College cuts radio station funding

The fate of Dream 97.5, the college ra­dio station, remains unknown weeks after MCCC chose not to renew its partnership with Monroe Public Schools.

“Everyone’s trying to work together on a solution. We’d love to keep this radio station alive as long as possible,” said Joe Verkennes, MCCC’s director of market­ing. “It’s a great asset to the school.”

MCCC officials told representatives of Monroe Public Schools via conference call on June 16 that the partnership would be ending on July 1. A letter had also been sent prior to that.

The partnership dates to 2004, when Monroe High School was faced with bud­get cuts and low enrollment. To keep the station running, the high school formed a partnership with MCCC that allowed students from the college’s radio broad­casting program to use it for learning and experience.

In exchange, the college was to pay all costs associated with operating and main­taining Dream 97.5, effective January 2005.

Faced with three years of declining rev­enues, MCCC chose not to fund Dream 97.5 in its 2011-2012 budget and to ter­minate the position of radio station tech­nician, held by Milward Beaudry, who also teaches the college’s radio and TV courses.

“There’s difficult decisions to be made,” Verkennes said.

Beaudry declined to comment, referring questions to Verkennes.

The college expects to save $31,290 by cutting the program.

Despite the cuts, Verkennes said MCCC will continue to teach radio broadcasting, as long as enough students enroll in the program.

The Radio and Broadcasting Club is also expected to continue, pending student interest.

“We see the value of maintaining the station, even though we don’t have the de­mand from students” said Robert Vergiels, Monroe Public Schools’ public relations director.

With MCCC’s involvement ending, the high school has taken steps to keep Dream 97.5 on the air.

A five-week agreement was reached to keep the station manned through August, and the school intends to broadcast the first MHS football game of the season on August 26.
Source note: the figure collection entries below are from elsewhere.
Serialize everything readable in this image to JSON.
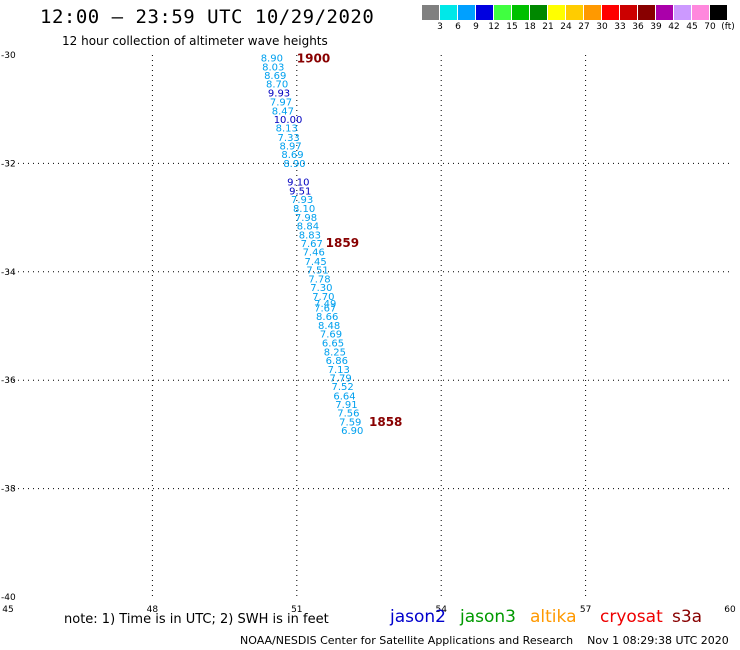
{
  "header": {
    "title": "12:00 – 23:59 UTC 10/29/2020",
    "subtitle": "12 hour collection of altimeter wave heights"
  },
  "colorbar": {
    "colors": [
      "#808080",
      "#00e8e8",
      "#00a0ff",
      "#0000e0",
      "#40ff40",
      "#00c000",
      "#008800",
      "#ffff00",
      "#ffcc00",
      "#ff9900",
      "#ff0000",
      "#cc0000",
      "#880000",
      "#aa00aa",
      "#cc99ff",
      "#ff88dd",
      "#000000"
    ],
    "labels": [
      "3",
      "6",
      "9",
      "12",
      "15",
      "18",
      "21",
      "24",
      "27",
      "30",
      "33",
      "36",
      "39",
      "42",
      "45",
      "70",
      "(ft)"
    ]
  },
  "footer": {
    "note": "note: 1) Time is in UTC; 2) SWH is in feet",
    "credit": "NOAA/NESDIS Center for Satellite Applications and Research",
    "timestamp": "Nov  1 08:29:38 UTC 2020"
  },
  "satellites": [
    {
      "name": "jason2",
      "color": "#0000cc"
    },
    {
      "name": "jason3",
      "color": "#009900"
    },
    {
      "name": "altika",
      "color": "#ff9900"
    },
    {
      "name": "cryosat",
      "color": "#ee0000"
    },
    {
      "name": "s3a",
      "color": "#880000"
    }
  ],
  "chart_data": {
    "type": "scatter",
    "xlim": [
      45,
      60
    ],
    "ylim": [
      -40,
      -30
    ],
    "x_ticks": [
      "45",
      "48",
      "51",
      "54",
      "57",
      "60"
    ],
    "y_ticks": [
      "-30",
      "-32",
      "-34",
      "-36",
      "-38",
      "-40"
    ],
    "grid": true,
    "time_labels": [
      {
        "text": "1900",
        "lon": 51.0,
        "lat": -30.05
      },
      {
        "text": "1859",
        "lon": 51.6,
        "lat": -33.45
      },
      {
        "text": "1858",
        "lon": 52.5,
        "lat": -36.75
      }
    ],
    "points": [
      {
        "lon": 50.25,
        "lat": -30.05,
        "v": "8.90"
      },
      {
        "lon": 50.28,
        "lat": -30.21,
        "v": "8.03"
      },
      {
        "lon": 50.32,
        "lat": -30.37,
        "v": "8.69"
      },
      {
        "lon": 50.36,
        "lat": -30.53,
        "v": "8.70"
      },
      {
        "lon": 50.4,
        "lat": -30.69,
        "v": "9.93"
      },
      {
        "lon": 50.44,
        "lat": -30.86,
        "v": "7.97"
      },
      {
        "lon": 50.48,
        "lat": -31.02,
        "v": "8.47"
      },
      {
        "lon": 50.52,
        "lat": -31.18,
        "v": "10.00"
      },
      {
        "lon": 50.56,
        "lat": -31.34,
        "v": "8.13"
      },
      {
        "lon": 50.6,
        "lat": -31.51,
        "v": "7.33"
      },
      {
        "lon": 50.64,
        "lat": -31.67,
        "v": "8.97"
      },
      {
        "lon": 50.68,
        "lat": -31.83,
        "v": "8.69"
      },
      {
        "lon": 50.72,
        "lat": -31.99,
        "v": "8.90"
      },
      {
        "lon": 50.8,
        "lat": -32.33,
        "v": "9.10"
      },
      {
        "lon": 50.84,
        "lat": -32.5,
        "v": "9.51"
      },
      {
        "lon": 50.88,
        "lat": -32.66,
        "v": "7.93"
      },
      {
        "lon": 50.92,
        "lat": -32.82,
        "v": "8.10"
      },
      {
        "lon": 50.96,
        "lat": -32.99,
        "v": "7.98"
      },
      {
        "lon": 51.0,
        "lat": -33.15,
        "v": "8.84"
      },
      {
        "lon": 51.04,
        "lat": -33.31,
        "v": "8.83"
      },
      {
        "lon": 51.08,
        "lat": -33.47,
        "v": "7.67"
      },
      {
        "lon": 51.12,
        "lat": -33.63,
        "v": "7.46"
      },
      {
        "lon": 51.16,
        "lat": -33.8,
        "v": "7.45"
      },
      {
        "lon": 51.2,
        "lat": -33.96,
        "v": "7.51"
      },
      {
        "lon": 51.24,
        "lat": -34.12,
        "v": "7.78"
      },
      {
        "lon": 51.28,
        "lat": -34.28,
        "v": "7.30"
      },
      {
        "lon": 51.32,
        "lat": -34.45,
        "v": "7.70"
      },
      {
        "lon": 51.36,
        "lat": -34.58,
        "v": "7.49"
      },
      {
        "lon": 51.36,
        "lat": -34.66,
        "v": "7.67"
      },
      {
        "lon": 51.4,
        "lat": -34.82,
        "v": "8.66"
      },
      {
        "lon": 51.44,
        "lat": -34.98,
        "v": "8.48"
      },
      {
        "lon": 51.48,
        "lat": -35.14,
        "v": "7.69"
      },
      {
        "lon": 51.52,
        "lat": -35.3,
        "v": "6.65"
      },
      {
        "lon": 51.56,
        "lat": -35.47,
        "v": "8.25"
      },
      {
        "lon": 51.6,
        "lat": -35.63,
        "v": "6.86"
      },
      {
        "lon": 51.64,
        "lat": -35.79,
        "v": "7.13"
      },
      {
        "lon": 51.68,
        "lat": -35.95,
        "v": "7.79"
      },
      {
        "lon": 51.72,
        "lat": -36.11,
        "v": "7.52"
      },
      {
        "lon": 51.76,
        "lat": -36.28,
        "v": "6.64"
      },
      {
        "lon": 51.8,
        "lat": -36.44,
        "v": "7.91"
      },
      {
        "lon": 51.84,
        "lat": -36.6,
        "v": "7.56"
      },
      {
        "lon": 51.88,
        "lat": -36.76,
        "v": "7.59"
      },
      {
        "lon": 51.92,
        "lat": -36.92,
        "v": "6.90"
      }
    ]
  }
}
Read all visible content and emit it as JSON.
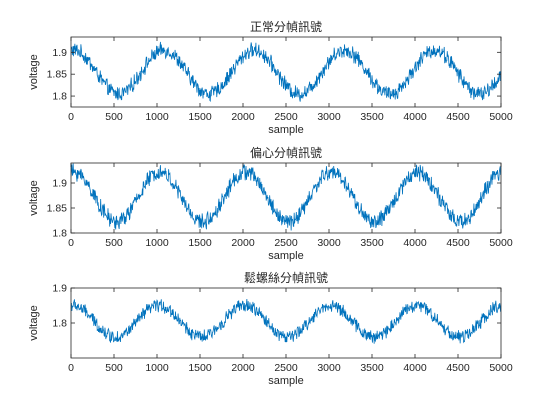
{
  "chart_data": [
    {
      "type": "line",
      "title": "正常分幀訊號",
      "xlabel": "sample",
      "ylabel": "voltage",
      "xlim": [
        0,
        5000
      ],
      "ylim": [
        1.775,
        1.935
      ],
      "xticks": [
        0,
        500,
        1000,
        1500,
        2000,
        2500,
        3000,
        3500,
        4000,
        4500,
        5000
      ],
      "yticks": [
        1.8,
        1.85,
        1.9
      ],
      "ytick_labels": [
        "1.8",
        "1.85",
        "1.9"
      ],
      "grid": false,
      "series": [
        {
          "color": "#0072bd",
          "mean": 1.855,
          "amplitude": 0.05,
          "period_samples": 1050,
          "first_peak_sample": 30,
          "noise_peak_to_peak": 0.03
        }
      ]
    },
    {
      "type": "line",
      "title": "偏心分幀訊號",
      "xlabel": "sample",
      "ylabel": "voltage",
      "xlim": [
        0,
        5000
      ],
      "ylim": [
        1.8,
        1.94
      ],
      "xticks": [
        0,
        500,
        1000,
        1500,
        2000,
        2500,
        3000,
        3500,
        4000,
        4500,
        5000
      ],
      "yticks": [
        1.8,
        1.85,
        1.9
      ],
      "ytick_labels": [
        "1.8",
        "1.85",
        "1.9"
      ],
      "grid": false,
      "series": [
        {
          "color": "#0072bd",
          "mean": 1.872,
          "amplitude": 0.05,
          "period_samples": 1000,
          "first_peak_sample": 30,
          "noise_peak_to_peak": 0.028
        }
      ]
    },
    {
      "type": "line",
      "title": "鬆螺絲分幀訊號",
      "xlabel": "sample",
      "ylabel": "voltage",
      "xlim": [
        0,
        5000
      ],
      "ylim": [
        1.7,
        1.9
      ],
      "xticks": [
        0,
        500,
        1000,
        1500,
        2000,
        2500,
        3000,
        3500,
        4000,
        4500,
        5000
      ],
      "yticks": [
        1.8,
        1.9
      ],
      "ytick_labels": [
        "1.8",
        "1.9"
      ],
      "grid": false,
      "series": [
        {
          "color": "#0072bd",
          "mean": 1.805,
          "amplitude": 0.045,
          "period_samples": 1000,
          "first_peak_sample": 20,
          "noise_peak_to_peak": 0.032
        }
      ]
    }
  ]
}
MHS has also been actively seeking a new partner to keep the station going, and is currently expecting proposals from two local entities.

Bill LaVoy, director of Monroe Public Access Cable Television (MPACT), has confirmed that IMPACT has submitted a proposal to assume control of the station.

The current proposal has a provision that would allow college students to continue using the station for educational purposes.